Minat Baca Tinggi, Minat Menulis Membisu

 


Karena satu undangan terkait literasi baca-tulis maka saya mencoba “meng-obrak abrik” google, chat GPT,dan Gemini, menyatukan puluhan data terkait literasi dasar baca-tulis. Melihat data-data yang terpampang rasanya ada saja yang mengganjal di hati, tentu untuk masalah data saya harus menerima dengan tangan terbuka, karena itu adalah hasil penelitian, walaupun saya juga mencari komparasi data yang lain. Salah satu komparasi yang menjadi pemikiran adalah jika memang dan menurut data seperti itu literasi membaca meningkat mengapa minat menulis rendah?

Indeks Pembangunan Literasi Masyarakat (IPLM) 2024. Dengan skor nasional sebesar 73,52, capaian ini melampaui target 71,4 dan menunjukkan lompatan signifikan dari tahun sebelumnya yang hanya mencapai 69,42. Tingkat Gemar Membaca (TGM) pun menunjukkan tren positif, meningkat dari 66,70 pada 2023 menjadi 72,44 pada 2024. Namun di balik optimisme ini, terdapat satu ironi besar: minat menulis masyarakat Indonesia masih tertinggal jauh, seolah menjadi bayang-bayang dari geliat literasi membaca yang mulai menggeliat.

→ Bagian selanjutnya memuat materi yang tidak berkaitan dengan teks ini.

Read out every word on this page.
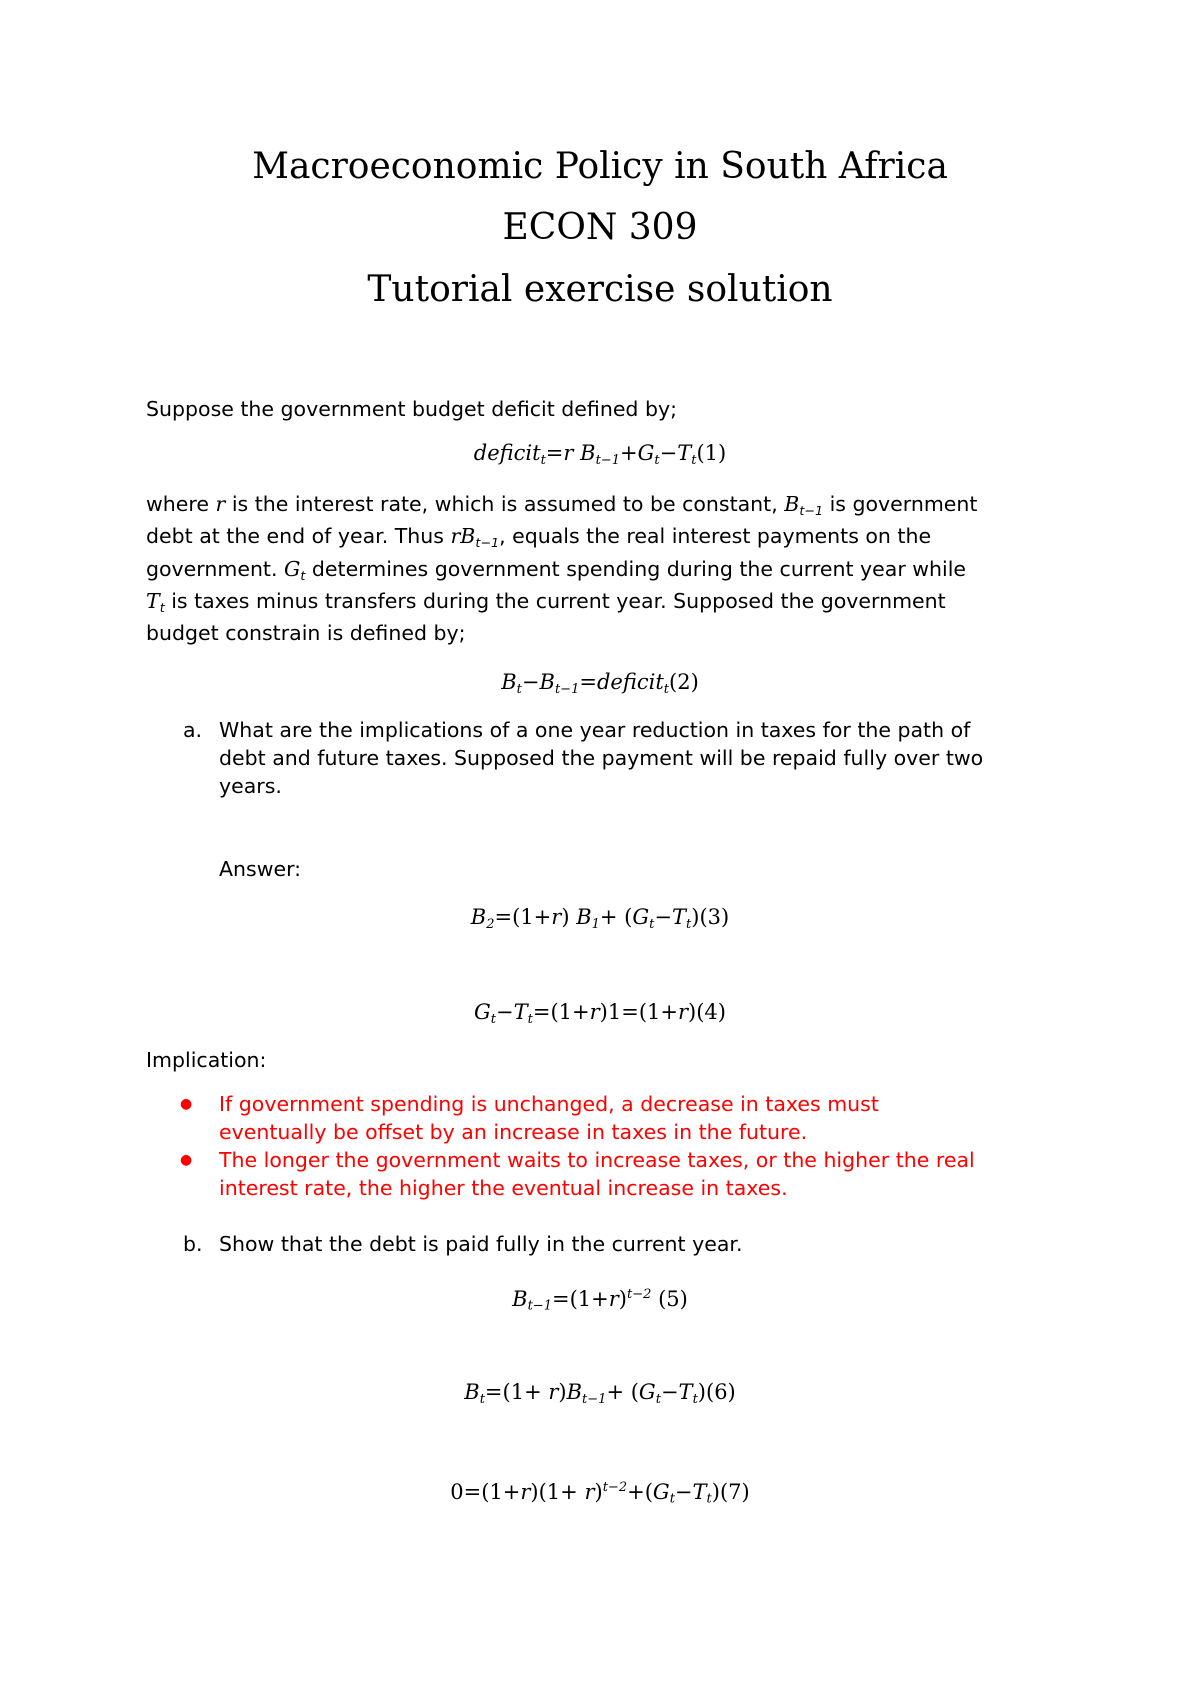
Macroeconomic Policy in South Africa
ECON 309
Tutorial exercise solution
Suppose the government budget deficit defined by;
deficit$_t$=r $B_{t-1}+G_t-T_t(1)$
where r is the interest rate, which is assumed to be constant, $B_{t-1}$ is government
debt at the end of year. Thus $rB_{t-1}$, equals the real interest payments on the
government. $G_t$ determines government spending during the current year while
$T_t$ is taxes minus transfers during the current year. Supposed the government
budget constrain is defined by;
$B_t-B_{t-1}=deficit_t(2)$
a. What are the implications of a one year reduction in taxes for the path of
debt and future taxes. Supposed the payment will be repaid fully over two
years.
Answer:
$B_2=(1+r)$ $B_1+ (G_t-T_t)(3)$
$G_t-T_t=(1+r)1=(1+r)(4)$
Implication:
● If government spending is unchanged, a decrease in taxes must
eventually be offset by an increase in taxes in the future.
● The longer the government waits to increase taxes, or the higher the real
interest rate, the higher the eventual increase in taxes.
b. Show that the debt is paid fully in the current year.
$B_{t-1}=(1+r)^{t-2}$ (5)
$B_t=(1+ r)B_{t-1}+ (G_t-T_t)(6)$
$0=(1+r)(1+ r)^{t-2}+(G_t-T_t)(7)$
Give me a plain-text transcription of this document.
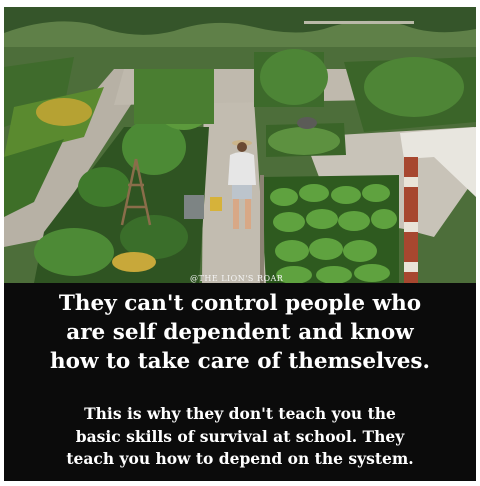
@THE LION'S ROAR

They can't control people who
are self dependent and know
how to take care of themselves.

This is why they don't teach you the
basic skills of survival at school. They
teach you how to depend on the system.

IPLM mencakup tujuh indikator penting, termasuk pemerataan layanan perpustakaan, ketersediaan koleksi bacaan, dan tingkat kunjungan masyarakat. Survei ini melibatkan 514 kabupaten/kota dengan lebih dari 174 ribu responden berusia 10–69 tahun. Hasilnya mencerminkan perbaikan dalam perilaku membaca, terutama di kalangan anak muda. Sebanyak 88% anak muda Indonesia menyatakan suka membaca, meskipun intensitasnya beragam—hanya 42% yang membaca setiap hari. Di tingkat provinsi, Jawa Barat mencatat skor tertinggi dalam kegemaran membaca (75,07), disusul Jawa Tengah dan DI Yogyakarta. Sulawesi Selatan, meskipun tak berada di jajaran tiga besar, menunjukkan data frekuensi dan durasi membaca yang menjanjikan, serta akses internet yang cukup tinggi, yang berpotensi mendukung aktivitas literasi digital.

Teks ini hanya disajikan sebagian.